Сближение с мальчиком подарило Гарри удивительный опыт. Он понял, что даже близко не годится Оскару на роль отца — все-таки для этого он был еще слишком молод. У них сложилась дружба совершенно иного рода. Когда Гарри выбирался с мальчиком за пределы Стэмпхолла, ему казалось, что он ненадолго возвращался в свое собственное детство. С тех пор, как Оскар научился ходить, он был свободен как ветер и в любую погоду привык по полдня бегать по окрестностям. Он излазил все закоулки в радиусе двух миль и был настоящим хозяином в этих краях. Он водил Гарри по таким местам, от которых у того захватывало дух: все это время Гарри считал, что живет в захолустье, но на самом деле за оградой Стэмпхолла простиралась живописная, поистине волшебная местность. Пустынные поля и тенистые рощи очаровывали дикой, девственной красотой. Гарри поражался тому, как был слеп все это время. Он как будто постепенно возвращался к жизни после долгого сна. Несколько долгих месяцев он не видел ничего вокруг себя, не чувствовал дыхания ветра, не ощущал солнечного тепла и морозной свежести. Они с Оскаром, как два морехода в бурлящем океане жизни, постигали ее, каждый как умел, часами пропадая где-то на лоне природы, и возвращались только под вечер голодные и уставшие домой, где их уже ждал Снейп.

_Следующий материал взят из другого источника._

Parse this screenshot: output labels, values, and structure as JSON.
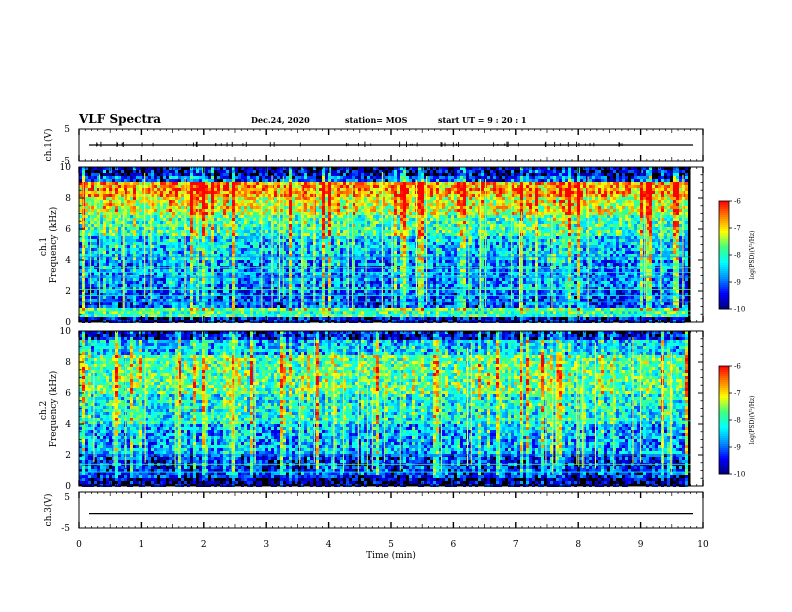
{
  "header": {
    "title": "VLF Spectra",
    "date": "Dec.24, 2020",
    "station": "station= MOS",
    "start": "start  UT =   9 : 20 : 1"
  },
  "colors": {
    "colormap": [
      "#00007a",
      "#0000ff",
      "#0090ff",
      "#00ffff",
      "#40ff80",
      "#ffff00",
      "#ff8000",
      "#ff0000",
      "#ffffff"
    ],
    "background": "#000000",
    "line": "#000000"
  },
  "chart_data": [
    {
      "type": "line",
      "name": "ch.1(V)",
      "ylabel": "ch.1(V)",
      "ylim": [
        -5,
        5
      ],
      "yticks": [
        "5",
        "-5"
      ],
      "xlim": [
        0,
        10
      ],
      "level": 0.0
    },
    {
      "type": "heatmap",
      "name": "ch.1 spectrogram",
      "ylabel": "ch.1\nFrequency (kHz)",
      "ylim": [
        0,
        10
      ],
      "yticks": [
        "0",
        "2",
        "4",
        "6",
        "8",
        "10"
      ],
      "xlim": [
        0,
        10
      ],
      "colorbar": {
        "label": "log(PSD)(V²/Hz)",
        "range": [
          -10,
          -6
        ],
        "ticks": [
          "-6",
          "-7",
          "-8",
          "-9",
          "-10"
        ]
      },
      "bands": [
        {
          "fmin": 0.0,
          "fmax": 0.3,
          "level": -9.6
        },
        {
          "fmin": 0.3,
          "fmax": 0.9,
          "level": -7.9
        },
        {
          "fmin": 0.9,
          "fmax": 2.0,
          "level": -9.2
        },
        {
          "fmin": 2.0,
          "fmax": 4.0,
          "level": -8.9
        },
        {
          "fmin": 4.0,
          "fmax": 5.5,
          "level": -8.6
        },
        {
          "fmin": 5.5,
          "fmax": 7.0,
          "level": -8.0
        },
        {
          "fmin": 7.0,
          "fmax": 8.0,
          "level": -7.3
        },
        {
          "fmin": 8.0,
          "fmax": 9.0,
          "level": -6.8
        },
        {
          "fmin": 9.0,
          "fmax": 9.5,
          "level": -9.3
        },
        {
          "fmin": 9.5,
          "fmax": 10.0,
          "level": -9.8
        }
      ],
      "lines_khz": [
        0.45,
        0.7,
        1.3,
        1.7,
        2.1,
        2.9,
        3.2,
        3.5,
        4.2
      ],
      "data_end_min": 9.8
    },
    {
      "type": "heatmap",
      "name": "ch.2 spectrogram",
      "ylabel": "ch.2\nFrequency (kHz)",
      "ylim": [
        0,
        10
      ],
      "yticks": [
        "0",
        "2",
        "4",
        "6",
        "8",
        "10"
      ],
      "xlim": [
        0,
        10
      ],
      "colorbar": {
        "label": "log(PSD)(V²/Hz)",
        "range": [
          -10,
          -6
        ],
        "ticks": [
          "-6",
          "-7",
          "-8",
          "-9",
          "-10"
        ]
      },
      "bands": [
        {
          "fmin": 0.0,
          "fmax": 0.5,
          "level": -9.9
        },
        {
          "fmin": 0.5,
          "fmax": 2.0,
          "level": -9.4
        },
        {
          "fmin": 2.0,
          "fmax": 4.0,
          "level": -8.8
        },
        {
          "fmin": 4.0,
          "fmax": 6.0,
          "level": -8.3
        },
        {
          "fmin": 6.0,
          "fmax": 8.5,
          "level": -7.9
        },
        {
          "fmin": 8.5,
          "fmax": 9.5,
          "level": -8.6
        },
        {
          "fmin": 9.5,
          "fmax": 10.0,
          "level": -9.6
        }
      ],
      "lines_khz": [
        0.9,
        1.4,
        2.0,
        4.2
      ],
      "data_end_min": 9.8
    },
    {
      "type": "line",
      "name": "ch.3(V)",
      "ylabel": "ch.3(V)",
      "ylim": [
        -5,
        5
      ],
      "yticks": [
        "5",
        "-5"
      ],
      "xlim": [
        0,
        10
      ],
      "level": -1.0
    }
  ],
  "xaxis": {
    "label": "Time  (min)",
    "ticks": [
      "0",
      "1",
      "2",
      "3",
      "4",
      "5",
      "6",
      "7",
      "8",
      "9",
      "10"
    ]
  }
}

Поначалу мракоборец оставлял Оскара с новым мужем скрепя сердце. Он был готов разделить с Гарри постель, состояние и жизнь, но в отношении своего сына Снейп был собственником. Ему потребовалось время, чтобы смириться с тем, что Гарри потеснил его в сердце Оскара. А это и в самом деле было так. Оскар был влюблен в Гарри. Он смотрел ему в рот и принимал за истину каждое его слово. Наверное, он впервые был привязан к кому-то так сильно, не считая отца.
Снейп сильно переживал бы по этому поводу, если бы не Гарри, который усыплял его тревогу своей наигранной любовью и скрашивал его одиночество по ночам жаркой возней под одеялом. Снейп тоже был влюблен в Гарри, но совсем не так невинно, как Оскар. Скорее даже наоборот — болезненно, слепо, отчаянно. Иногда он не мог себя сдержать и душил юного любовника своей исступленной разрушительной нежностью. В такие моменты Снейп ласкал и целовал его, словно, в последний раз, и не мог надышаться их близостью, будто боялся, что Гарри растворится и исчезнет. Каждый раз Гарри стойко терпел эти приливы чувств и снисходительно позволял себя обожать. Теперь он даже не раздражался на Снейпа. Он настолько привык притворяться, что порой не задумывался об этом.
Его непоколебимые принципы и гордость остались в прошлом. Он чувствовал, что так было правильно — лгать себе и Снейпу. Потому что так было легче для них обоих. И в этом была его новая мораль.